KACZ
- Riley, Kansas; United States;
- Broadcast area: Manhattan-Junction City-Fort Riley
- Frequency: 96.3 MHz
- Branding: Z 96-3

Programming
- Language: English
- Format: Top 40 (CHR)

Ownership
- Owner: Manhattan Broadcasting Company
- Sister stations: KBLS, KMAN, KMKF, KXBZ

History
- First air date: September 16, 2002

Technical information
- Licensing authority: FCC
- Facility ID: 88543
- Class: C3
- ERP: 12,500 watts
- HAAT: 145 meters

Links
- Public license information: Public file; LMS;
- Website: http://www.z963.com/

= KACZ =

KACZ (96.3 FM, "Z 96.3") is a Top 40 (CHR) formatted radio station owned by Manhattan Broadcasting Company. The station is broadcast from Manhattan, Kansas, with an ERP of 12.5 kW with its COL as Riley, Kansas. The station serves the Manhattan-Junction City-Fort Riley area, as well as portions of Northeast Kansas. Their slogan is "The #1 Hit Music Station."

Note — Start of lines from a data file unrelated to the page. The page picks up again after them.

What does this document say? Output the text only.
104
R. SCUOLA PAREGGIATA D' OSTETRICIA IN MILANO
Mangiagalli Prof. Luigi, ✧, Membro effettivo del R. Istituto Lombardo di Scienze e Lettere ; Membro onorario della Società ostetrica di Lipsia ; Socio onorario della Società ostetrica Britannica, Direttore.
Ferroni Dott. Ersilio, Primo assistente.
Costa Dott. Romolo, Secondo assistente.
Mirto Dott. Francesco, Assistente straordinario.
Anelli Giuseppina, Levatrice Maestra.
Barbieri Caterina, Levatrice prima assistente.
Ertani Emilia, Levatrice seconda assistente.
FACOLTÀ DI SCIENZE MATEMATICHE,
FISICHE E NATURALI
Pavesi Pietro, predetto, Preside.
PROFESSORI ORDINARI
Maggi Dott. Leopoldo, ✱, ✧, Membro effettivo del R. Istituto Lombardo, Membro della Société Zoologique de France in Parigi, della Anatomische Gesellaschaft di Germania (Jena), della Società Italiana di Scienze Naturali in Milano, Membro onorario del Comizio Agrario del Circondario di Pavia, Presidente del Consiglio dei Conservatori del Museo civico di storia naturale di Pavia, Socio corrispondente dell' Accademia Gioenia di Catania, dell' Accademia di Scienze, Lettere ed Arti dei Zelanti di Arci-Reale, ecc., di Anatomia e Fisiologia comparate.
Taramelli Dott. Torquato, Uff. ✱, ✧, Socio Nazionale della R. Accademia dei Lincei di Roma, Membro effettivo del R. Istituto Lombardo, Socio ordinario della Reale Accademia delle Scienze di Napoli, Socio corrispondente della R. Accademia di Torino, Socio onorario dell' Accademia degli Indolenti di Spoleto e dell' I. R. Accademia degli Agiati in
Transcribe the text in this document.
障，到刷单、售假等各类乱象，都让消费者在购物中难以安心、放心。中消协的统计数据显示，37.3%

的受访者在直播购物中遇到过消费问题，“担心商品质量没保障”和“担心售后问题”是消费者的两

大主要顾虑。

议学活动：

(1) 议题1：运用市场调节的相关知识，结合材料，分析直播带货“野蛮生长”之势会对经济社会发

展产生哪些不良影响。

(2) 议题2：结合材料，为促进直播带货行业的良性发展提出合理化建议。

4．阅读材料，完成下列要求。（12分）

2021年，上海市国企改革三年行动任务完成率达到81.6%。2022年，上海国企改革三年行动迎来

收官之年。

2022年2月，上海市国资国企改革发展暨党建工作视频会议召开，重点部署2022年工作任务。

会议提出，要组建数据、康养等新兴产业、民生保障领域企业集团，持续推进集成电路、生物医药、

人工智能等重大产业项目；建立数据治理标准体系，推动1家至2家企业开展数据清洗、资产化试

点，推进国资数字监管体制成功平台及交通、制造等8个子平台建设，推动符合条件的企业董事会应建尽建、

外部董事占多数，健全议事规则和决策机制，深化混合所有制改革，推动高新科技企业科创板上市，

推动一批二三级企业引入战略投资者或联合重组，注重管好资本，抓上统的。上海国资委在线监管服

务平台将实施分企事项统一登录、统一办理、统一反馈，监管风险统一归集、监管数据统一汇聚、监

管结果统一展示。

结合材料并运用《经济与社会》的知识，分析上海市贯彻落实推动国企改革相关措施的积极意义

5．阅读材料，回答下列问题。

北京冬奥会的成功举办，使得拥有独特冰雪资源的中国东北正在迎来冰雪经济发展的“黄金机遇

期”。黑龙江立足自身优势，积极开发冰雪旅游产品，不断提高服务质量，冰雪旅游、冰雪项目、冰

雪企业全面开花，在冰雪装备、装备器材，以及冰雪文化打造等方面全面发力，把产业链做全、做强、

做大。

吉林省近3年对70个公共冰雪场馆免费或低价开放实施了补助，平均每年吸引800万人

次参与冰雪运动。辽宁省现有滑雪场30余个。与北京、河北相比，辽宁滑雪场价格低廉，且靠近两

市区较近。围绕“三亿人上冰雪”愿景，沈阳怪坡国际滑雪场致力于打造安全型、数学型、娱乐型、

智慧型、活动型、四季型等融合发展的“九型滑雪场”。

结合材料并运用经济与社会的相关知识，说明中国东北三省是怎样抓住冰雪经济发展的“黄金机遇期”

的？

KACZ is part of Manhattan Broadcasting Company, which also owns KMAN (News Talk/Sports), KXBZ (Hot Country), KMKF (Rock), and KBLS (Adult Contemporary). Matt Walters serves as the General Manager and Andrea Besthorn is the Sales Manager. Chris Swick is KACZ's Program Director.

==Programming==
Currently, the station airs Elvis Duran and the Morning Show. The station has aired the show since early 2014, replacing "Kidd Kraddick in the Morning" shortly after Kraddick's untimely death. The airstaff also features Treyvion (10a-2p), Swick (2p-7p), and Auh'shay (7p-12a). Weekend programming includes the "American Top 40 Countdown".